La Tanzania è una nazione conosciuta per la sua incredibile diversità geografica e culturale. Madre del Kilimanjaro, la montagna più alta dell’Africa, nonché per il parco nazionale del Serengeti, che è sede di alcune delle migrazioni di animali selvatici più spettacolari al mondo. È un luogo affascinante per gli amanti della natura, con parchi nazionali, riserve e una costa meravigliosa che si affaccia sull’oceano Indiano.
Cosa c’è da sapere prima di partire:
Dedicato interamente al viaggio fino a destinazione questo primo giorno l’abbiamo passato seduti in treni e aerei. Partiti da Padova alle 15.30 con Italo ci siamo poi diretti a Malpensa con Trenord. Preso l’aereo di Etiophian Airlines con scalo ad Adis Abeba siamo arrivati all aereoporto internazionale del Kilimangiaro alle 13.00 ora locale.
Con la nostra guida abbiamo guidato fino al primo alloggio vicino Moshi che ci ha ospitato per la notte di ristoro prima la camminata del giorno dopo.

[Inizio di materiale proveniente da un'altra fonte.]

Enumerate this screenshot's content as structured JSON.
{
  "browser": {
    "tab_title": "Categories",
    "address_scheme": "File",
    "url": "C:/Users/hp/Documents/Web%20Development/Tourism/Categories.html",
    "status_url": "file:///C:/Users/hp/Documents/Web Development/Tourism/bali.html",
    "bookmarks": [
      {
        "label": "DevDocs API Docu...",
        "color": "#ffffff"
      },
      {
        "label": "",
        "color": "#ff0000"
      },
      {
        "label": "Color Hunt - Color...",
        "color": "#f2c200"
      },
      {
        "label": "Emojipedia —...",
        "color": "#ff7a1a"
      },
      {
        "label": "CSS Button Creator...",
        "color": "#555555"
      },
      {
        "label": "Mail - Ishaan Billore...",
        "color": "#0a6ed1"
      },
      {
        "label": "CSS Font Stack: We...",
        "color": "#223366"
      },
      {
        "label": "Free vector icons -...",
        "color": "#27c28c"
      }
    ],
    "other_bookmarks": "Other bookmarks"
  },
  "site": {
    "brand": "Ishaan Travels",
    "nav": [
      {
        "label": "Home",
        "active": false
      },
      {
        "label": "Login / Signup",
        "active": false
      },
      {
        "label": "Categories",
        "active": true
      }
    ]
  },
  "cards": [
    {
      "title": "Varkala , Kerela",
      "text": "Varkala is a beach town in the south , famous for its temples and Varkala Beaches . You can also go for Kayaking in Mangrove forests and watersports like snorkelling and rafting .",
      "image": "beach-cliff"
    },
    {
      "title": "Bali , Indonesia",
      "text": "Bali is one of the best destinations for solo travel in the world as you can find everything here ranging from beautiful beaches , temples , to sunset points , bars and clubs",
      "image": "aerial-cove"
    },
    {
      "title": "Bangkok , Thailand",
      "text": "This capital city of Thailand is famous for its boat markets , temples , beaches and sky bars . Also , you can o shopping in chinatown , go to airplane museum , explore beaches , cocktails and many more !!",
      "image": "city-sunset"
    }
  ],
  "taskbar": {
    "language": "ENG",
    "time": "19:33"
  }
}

Partiti di buon ora ci abbiamo raggiunto il villaggio di Moshi si piedi della montagna. Una volta arrivati all’ingresso del parco del Kilimangiaro e fatte tutte le dovute carte per entrare abbiamo iniziato la camminata. Noi abbiamo scelto il percorso che loro chiamano coca cola, ovvero quello più semplice. Sono circa 3h 30m di cammino a/r abbastanza in piano. Avendo poco tempo a disposizione abbiamo voluto comunque assaporare la foresta pluviale che ricopre la montagna fino ad una certa altitudine. Ovviamente con guide e sherpa é possibile raggiungere la vetta a 5800mt. Non è possibile accedere al parco senza guida. Nel parco é possibile incontrare animali, spesso scimmie, quella bianca e nera in particolare é visibile solo qui e nel parco di Arusha.
Una volta finito il percorso ci siamo diretti verso Arusha per la notte. Piccola curiosità su Arusha, é la capitale turistica definita clock town ed è a metà tra Il Cairo e Cape Town.
Il primo giorno di Safari l’abbiamo passato nel parco nazionale del Tarangire. è un’area naturale protetta della Tanzania settentrionale. Si trova un centinaio di chilometri ad ovest di Arusha, sulla strada che conduce a Dodoma, a sudest del lago Manyara. Prende il nome dal fiume Tarangire, che lo attraversa, tara:fiume e ngire:facocero. È un parco che ti dà la sensazione di vastità con la sue immense praterie anche se interrotte spesso da vegetazione locale. Sono presenti praticamente tutte le specie di animali, erbivori e carnivori. La sua bellezza sta nel fatto che è “facile” poterli avvistare vista la bassa vegetazione. Bisogna avere pazienza e un buon occhio. Nel mese di ottobre le temperature sono accettabili e sono presenti non moltissime auto Safari.
Sempre in partenza alle ore 8 ci siamo diretti verso il parco del Lake Manyara. Costituito da una striscia di terra lunga circa 50 km e larga tra i 6 e gli 8 km che include il lago omonimo e si estende fino al ripido versante occidentale della Rift Valley. Questo parco, che dal 1981 è riserva della biosfera, é molto differente dal precedente perché non presenta pianura ma una vegetazione fittissima molto interessante ma che rende più arduo il trovare gli animali. Qui c’è la possibilità di avvistare i leoni sugli alberi, con moooolta fortuna. È un posto molto speciale perchè ti mette alla prova nella ricerca degli animali che di certo non aspettano i turisti per farsi vedere.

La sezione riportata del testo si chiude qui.